The bedside light glowed softly, pooling around Zel. I stopped beside the bed, drinking in the tiredness around her eyes, her tangled hair spread on the pillow. She couldn’t have looked more perfect. She’d fought and won. She’d created two intricate, incredible little lives.
Her forehead furrowed while she dreamed and I wondered what went on behind her mask. Oscar had been right about her. She was quiet but there was so much I didn’t know about her. So much she hadn’t shared. I didn’t know who’d fathered Clara. I didn’t know how she got the scar below her eye.
I’d tried to piece together little puzzles of what her life might’ve been like before Clara, but found I couldn’t. She hid her past so well and threw all her attention into her future.
I hadn’t pried because I wanted her to tell me on her own terms. But the curiosity never left. Then again, she didn’t know much about me. We’d come into this relationship hiding who we truly were and found a new identity in each other.

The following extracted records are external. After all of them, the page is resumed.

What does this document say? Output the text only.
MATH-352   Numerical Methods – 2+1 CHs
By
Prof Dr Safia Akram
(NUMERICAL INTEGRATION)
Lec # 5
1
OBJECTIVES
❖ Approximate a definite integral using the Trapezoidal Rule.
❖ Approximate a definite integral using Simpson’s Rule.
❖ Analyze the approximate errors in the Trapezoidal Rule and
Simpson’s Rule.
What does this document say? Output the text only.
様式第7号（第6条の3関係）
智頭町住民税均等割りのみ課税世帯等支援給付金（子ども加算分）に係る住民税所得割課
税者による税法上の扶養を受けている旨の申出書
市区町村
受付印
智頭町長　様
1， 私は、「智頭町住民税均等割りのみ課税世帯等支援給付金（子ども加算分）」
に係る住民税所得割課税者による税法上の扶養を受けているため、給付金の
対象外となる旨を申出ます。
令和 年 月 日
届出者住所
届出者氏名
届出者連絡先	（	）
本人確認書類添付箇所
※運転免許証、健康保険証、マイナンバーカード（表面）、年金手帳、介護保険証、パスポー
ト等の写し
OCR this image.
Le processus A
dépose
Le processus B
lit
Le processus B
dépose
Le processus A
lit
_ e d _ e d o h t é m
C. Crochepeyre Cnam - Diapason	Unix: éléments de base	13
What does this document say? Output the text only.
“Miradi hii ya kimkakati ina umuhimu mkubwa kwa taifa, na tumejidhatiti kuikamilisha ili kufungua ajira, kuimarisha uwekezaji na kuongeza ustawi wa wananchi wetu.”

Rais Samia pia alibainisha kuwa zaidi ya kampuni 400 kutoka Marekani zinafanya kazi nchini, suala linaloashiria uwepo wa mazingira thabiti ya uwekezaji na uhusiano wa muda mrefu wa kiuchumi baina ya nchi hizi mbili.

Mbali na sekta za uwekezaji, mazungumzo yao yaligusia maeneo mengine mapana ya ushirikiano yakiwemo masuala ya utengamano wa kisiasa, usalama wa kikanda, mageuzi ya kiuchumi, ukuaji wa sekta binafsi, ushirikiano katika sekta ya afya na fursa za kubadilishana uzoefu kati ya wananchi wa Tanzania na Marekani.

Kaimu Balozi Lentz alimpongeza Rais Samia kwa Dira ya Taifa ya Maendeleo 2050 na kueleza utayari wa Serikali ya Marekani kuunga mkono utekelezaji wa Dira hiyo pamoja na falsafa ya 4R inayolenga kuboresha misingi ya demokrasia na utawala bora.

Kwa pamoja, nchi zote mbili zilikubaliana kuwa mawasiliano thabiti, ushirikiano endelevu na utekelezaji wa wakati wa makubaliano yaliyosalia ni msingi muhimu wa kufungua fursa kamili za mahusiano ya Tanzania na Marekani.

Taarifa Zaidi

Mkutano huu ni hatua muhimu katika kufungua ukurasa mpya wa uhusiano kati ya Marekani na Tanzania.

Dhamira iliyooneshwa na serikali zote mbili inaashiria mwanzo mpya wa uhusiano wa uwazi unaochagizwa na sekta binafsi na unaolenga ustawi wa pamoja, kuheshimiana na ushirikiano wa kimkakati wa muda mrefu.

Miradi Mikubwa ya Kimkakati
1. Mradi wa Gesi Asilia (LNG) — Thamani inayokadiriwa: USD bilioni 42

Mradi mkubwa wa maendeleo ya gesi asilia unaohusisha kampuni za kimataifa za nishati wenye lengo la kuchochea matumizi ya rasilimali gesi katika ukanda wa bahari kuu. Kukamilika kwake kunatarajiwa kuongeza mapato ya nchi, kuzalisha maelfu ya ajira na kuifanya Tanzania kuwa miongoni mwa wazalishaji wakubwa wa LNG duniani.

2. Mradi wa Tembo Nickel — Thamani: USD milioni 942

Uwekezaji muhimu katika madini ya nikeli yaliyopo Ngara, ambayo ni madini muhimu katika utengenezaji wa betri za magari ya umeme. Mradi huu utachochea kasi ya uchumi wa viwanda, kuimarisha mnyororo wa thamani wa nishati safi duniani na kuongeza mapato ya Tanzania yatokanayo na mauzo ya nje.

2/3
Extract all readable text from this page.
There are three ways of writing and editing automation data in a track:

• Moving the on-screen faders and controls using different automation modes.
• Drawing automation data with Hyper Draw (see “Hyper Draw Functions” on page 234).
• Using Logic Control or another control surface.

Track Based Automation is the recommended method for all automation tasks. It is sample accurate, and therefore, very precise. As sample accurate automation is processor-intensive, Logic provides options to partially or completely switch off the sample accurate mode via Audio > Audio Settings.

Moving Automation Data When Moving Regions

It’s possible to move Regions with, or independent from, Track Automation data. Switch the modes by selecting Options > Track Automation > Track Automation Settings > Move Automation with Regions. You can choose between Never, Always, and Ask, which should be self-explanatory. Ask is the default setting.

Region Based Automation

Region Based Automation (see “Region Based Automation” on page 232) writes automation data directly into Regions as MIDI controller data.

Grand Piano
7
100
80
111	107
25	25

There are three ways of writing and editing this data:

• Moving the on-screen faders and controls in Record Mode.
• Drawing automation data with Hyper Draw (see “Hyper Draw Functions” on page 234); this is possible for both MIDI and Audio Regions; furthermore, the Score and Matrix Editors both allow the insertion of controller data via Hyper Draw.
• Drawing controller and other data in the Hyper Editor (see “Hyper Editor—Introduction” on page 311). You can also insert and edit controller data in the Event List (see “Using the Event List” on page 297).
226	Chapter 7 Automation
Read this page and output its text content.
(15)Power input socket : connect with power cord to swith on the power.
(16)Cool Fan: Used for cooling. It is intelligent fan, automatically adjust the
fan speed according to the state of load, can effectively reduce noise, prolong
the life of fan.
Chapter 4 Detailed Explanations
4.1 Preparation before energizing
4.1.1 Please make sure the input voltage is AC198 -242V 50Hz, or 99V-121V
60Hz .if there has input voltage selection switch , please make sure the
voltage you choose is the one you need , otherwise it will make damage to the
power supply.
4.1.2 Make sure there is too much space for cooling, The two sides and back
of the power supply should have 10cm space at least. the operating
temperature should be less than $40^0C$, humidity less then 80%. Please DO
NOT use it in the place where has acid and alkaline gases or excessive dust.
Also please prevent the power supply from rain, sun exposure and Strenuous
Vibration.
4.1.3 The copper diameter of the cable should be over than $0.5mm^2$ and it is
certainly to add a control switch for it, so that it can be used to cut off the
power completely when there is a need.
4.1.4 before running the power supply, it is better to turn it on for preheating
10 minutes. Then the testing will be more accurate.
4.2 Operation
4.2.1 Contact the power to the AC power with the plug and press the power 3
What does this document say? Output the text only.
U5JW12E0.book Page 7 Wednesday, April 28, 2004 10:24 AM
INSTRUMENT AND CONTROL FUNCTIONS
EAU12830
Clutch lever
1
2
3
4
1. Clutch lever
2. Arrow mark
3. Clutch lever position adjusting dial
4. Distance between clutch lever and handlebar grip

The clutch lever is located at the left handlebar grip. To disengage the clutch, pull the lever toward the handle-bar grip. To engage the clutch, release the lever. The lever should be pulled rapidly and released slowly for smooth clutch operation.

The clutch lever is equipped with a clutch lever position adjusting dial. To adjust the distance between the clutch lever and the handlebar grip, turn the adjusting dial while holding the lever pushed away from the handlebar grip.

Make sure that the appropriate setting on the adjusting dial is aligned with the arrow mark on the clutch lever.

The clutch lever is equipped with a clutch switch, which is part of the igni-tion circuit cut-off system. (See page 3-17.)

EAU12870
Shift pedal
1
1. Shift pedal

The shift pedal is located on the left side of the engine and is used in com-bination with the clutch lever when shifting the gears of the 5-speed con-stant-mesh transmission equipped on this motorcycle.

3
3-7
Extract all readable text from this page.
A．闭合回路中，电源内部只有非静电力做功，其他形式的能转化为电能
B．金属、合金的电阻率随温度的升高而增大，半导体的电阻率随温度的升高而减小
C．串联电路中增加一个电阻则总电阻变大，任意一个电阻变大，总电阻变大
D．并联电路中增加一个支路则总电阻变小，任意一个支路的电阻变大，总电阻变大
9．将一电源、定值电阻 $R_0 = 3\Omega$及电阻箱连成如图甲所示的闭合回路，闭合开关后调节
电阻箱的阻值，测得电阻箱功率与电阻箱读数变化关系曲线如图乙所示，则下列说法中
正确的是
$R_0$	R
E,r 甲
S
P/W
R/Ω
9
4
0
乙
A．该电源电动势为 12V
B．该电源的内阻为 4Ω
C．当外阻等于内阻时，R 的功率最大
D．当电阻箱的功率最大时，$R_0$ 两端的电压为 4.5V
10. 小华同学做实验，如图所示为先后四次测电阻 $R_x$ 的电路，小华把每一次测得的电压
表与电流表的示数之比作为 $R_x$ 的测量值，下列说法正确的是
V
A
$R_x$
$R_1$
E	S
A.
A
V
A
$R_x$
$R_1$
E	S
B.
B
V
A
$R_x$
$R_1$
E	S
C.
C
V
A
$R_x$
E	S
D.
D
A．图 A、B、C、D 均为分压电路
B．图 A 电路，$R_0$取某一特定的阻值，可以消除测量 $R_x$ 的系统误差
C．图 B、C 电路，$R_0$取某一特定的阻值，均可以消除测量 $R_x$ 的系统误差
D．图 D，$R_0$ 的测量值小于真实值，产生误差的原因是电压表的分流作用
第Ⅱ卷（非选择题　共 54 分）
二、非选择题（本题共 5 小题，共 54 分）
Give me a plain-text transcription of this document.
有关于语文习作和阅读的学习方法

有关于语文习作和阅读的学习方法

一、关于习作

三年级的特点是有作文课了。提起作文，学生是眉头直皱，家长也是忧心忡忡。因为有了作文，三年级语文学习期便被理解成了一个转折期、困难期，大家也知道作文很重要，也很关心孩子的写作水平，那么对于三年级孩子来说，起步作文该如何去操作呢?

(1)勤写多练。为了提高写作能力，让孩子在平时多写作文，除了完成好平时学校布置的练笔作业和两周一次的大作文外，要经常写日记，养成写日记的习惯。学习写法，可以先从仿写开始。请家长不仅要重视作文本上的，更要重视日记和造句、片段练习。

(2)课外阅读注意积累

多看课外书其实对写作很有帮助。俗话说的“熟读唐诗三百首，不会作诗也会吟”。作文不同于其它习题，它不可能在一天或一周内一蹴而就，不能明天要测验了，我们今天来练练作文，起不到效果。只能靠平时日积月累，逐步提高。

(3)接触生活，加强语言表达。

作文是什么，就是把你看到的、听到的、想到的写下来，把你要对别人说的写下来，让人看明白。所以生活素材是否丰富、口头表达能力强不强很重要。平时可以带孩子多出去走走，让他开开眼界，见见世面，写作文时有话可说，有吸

Our baggage had no room to be aired. And I liked to think nothing in our past mattered. If we kept it sealed and hidden, it would eventually cease to exist. Just a distant memory.
Reaching to cup her pale cheek, I swallowed back the overwhelming love.
Her green eyes opened. Foggy at first, but the moment she recognised me, her smile beamed with affection. Affection for me. What did I ever do to deserve her?
She cleared her throat and shifted, wincing a little. “Have you held them yet?” Her voice was hushed in the quiet space only interrupted by low beeps and monitors around the room.
A flash of fear darted down my spine. Hold them. I couldn’t. The past few months had been torturous. Day by day, the conditioning grew stronger again rather than fading.
I’d hoped it would disappear the more I ignored it, but it was the exact opposite—crushing me from the inside out.
“No. I can love them from afar.” I dropped my hand to link with her fingers, tensing a little as her grip threaded with mine. The familiar, unforgiving orders radiated up my arm, coercing with commands to hurt her.
“They’re yours, Roan. You have to hold them. They need to see their father.”
I swallowed hard, looking over at the twin bassinets. The babies were barely visible in bundled up blankets. They wouldn’t be here if I hadn’t made Zel my handler.
Not a day passed that I didn’t thank my fucking genius plan at giving her power over me.